Labour’s technocratic propaganda, with its special attention to the possessors of management expertise, replaces even the limited class-sense of the old reformism with an appeal to the technically most advanced elements within the business system. With the exception of the steel barons, who have begun their pre-election campaign on a distinctly defensive note, British capitalism does not seem especially alarmed by the by-election and Gallup Poll results. The most efficient elements of the system, who are by and large the most prosperous, may indeed expect to do fairly well out of a Labour term of office; and under Wilson they have not even the bogey of an identifiable Clause Four Left with which to frighten themselves and the floating electorate.
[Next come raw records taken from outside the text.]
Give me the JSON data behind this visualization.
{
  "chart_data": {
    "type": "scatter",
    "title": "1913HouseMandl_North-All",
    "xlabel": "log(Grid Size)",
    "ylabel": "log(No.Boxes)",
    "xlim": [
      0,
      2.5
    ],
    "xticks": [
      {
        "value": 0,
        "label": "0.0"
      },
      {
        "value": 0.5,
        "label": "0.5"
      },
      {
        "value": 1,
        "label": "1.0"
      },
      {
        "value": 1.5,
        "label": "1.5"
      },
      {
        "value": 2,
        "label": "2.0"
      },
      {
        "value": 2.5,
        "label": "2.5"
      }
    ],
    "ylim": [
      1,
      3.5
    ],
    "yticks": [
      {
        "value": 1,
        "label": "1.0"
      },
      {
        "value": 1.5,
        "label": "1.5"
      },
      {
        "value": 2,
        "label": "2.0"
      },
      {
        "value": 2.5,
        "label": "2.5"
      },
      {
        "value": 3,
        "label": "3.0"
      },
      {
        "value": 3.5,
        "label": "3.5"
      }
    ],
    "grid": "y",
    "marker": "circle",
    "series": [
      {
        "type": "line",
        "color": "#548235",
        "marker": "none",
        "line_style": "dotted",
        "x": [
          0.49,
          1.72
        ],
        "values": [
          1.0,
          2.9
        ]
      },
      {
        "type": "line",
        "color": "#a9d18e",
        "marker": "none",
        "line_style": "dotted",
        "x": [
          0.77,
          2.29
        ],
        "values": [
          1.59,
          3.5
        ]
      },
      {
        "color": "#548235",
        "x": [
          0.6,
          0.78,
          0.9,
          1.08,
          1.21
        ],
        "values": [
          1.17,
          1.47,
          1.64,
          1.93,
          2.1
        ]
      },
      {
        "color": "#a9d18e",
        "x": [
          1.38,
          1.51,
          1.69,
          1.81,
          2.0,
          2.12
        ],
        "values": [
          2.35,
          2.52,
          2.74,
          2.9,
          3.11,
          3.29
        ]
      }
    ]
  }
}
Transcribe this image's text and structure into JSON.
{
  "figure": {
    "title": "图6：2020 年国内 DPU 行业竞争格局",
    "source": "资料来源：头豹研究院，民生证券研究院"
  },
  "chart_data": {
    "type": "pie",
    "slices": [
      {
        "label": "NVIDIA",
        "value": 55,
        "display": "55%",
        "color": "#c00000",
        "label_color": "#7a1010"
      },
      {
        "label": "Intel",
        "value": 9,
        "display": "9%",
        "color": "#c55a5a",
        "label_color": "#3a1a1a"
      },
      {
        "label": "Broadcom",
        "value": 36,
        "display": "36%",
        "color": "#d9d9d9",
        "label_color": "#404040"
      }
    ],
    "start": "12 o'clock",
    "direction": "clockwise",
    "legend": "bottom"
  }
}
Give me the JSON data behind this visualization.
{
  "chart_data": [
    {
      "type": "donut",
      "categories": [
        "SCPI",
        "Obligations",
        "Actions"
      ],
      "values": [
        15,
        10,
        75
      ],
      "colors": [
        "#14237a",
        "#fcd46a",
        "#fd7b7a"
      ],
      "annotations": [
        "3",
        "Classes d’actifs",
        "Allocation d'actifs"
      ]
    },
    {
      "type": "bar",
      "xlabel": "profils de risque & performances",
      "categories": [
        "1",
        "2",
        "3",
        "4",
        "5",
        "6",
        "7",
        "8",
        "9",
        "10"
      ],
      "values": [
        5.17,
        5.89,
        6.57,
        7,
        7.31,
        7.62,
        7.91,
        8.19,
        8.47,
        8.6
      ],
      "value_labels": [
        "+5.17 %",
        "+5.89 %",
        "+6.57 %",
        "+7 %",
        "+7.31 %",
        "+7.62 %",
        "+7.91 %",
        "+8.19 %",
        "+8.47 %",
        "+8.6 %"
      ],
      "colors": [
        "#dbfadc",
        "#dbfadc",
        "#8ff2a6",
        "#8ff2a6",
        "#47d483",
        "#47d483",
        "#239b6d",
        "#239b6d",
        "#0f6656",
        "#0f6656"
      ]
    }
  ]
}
Their conclusions might well be the same as those of Macmillan in his confidences to the Kenya settlers’ leader Blundell during the electoral hubbub of 1959:
‘He (Macmillan) told me that England could not be governed for long if there were great differences between the parties, and that a fair measure of agreement on fundamental issues had now been achieved, which meant reasonable stability whatever the result of the election.’ (Sunday Times, 1 December).
Within this setting of the increasing absorption of the Labour Party and TUC into the objectives of capitalism, and the almost total abdication and bemusement of the classical Left, the task of this journal is to call things by their proper names, to delineate the hard features of social reality that are conveniently but still ineffectively blurred by the advocates of superficial ‘unity’. The Bomb is still with us; NATO has not been abolished, except in the amount of space devoted to it in Tribune. And the struggle of the working class goes forward as it did in the Gaitskell era, as it will if Wilson enters Downing Street. It is only by the degree to which this struggle is advanced, as a self-acting movement of the class itself as it pushes towards the mastery of society, that the programme of the Labour Party is to be judged. Nothing in the utterances of the present Labour leadership (whose Front-Bench faces are in many cases identical with those of the Gaitskellite Right wing) has persuaded us that its sympathy for working-class struggle and working-class control has increased. The language of technological reformism implies, if anything, the reverse.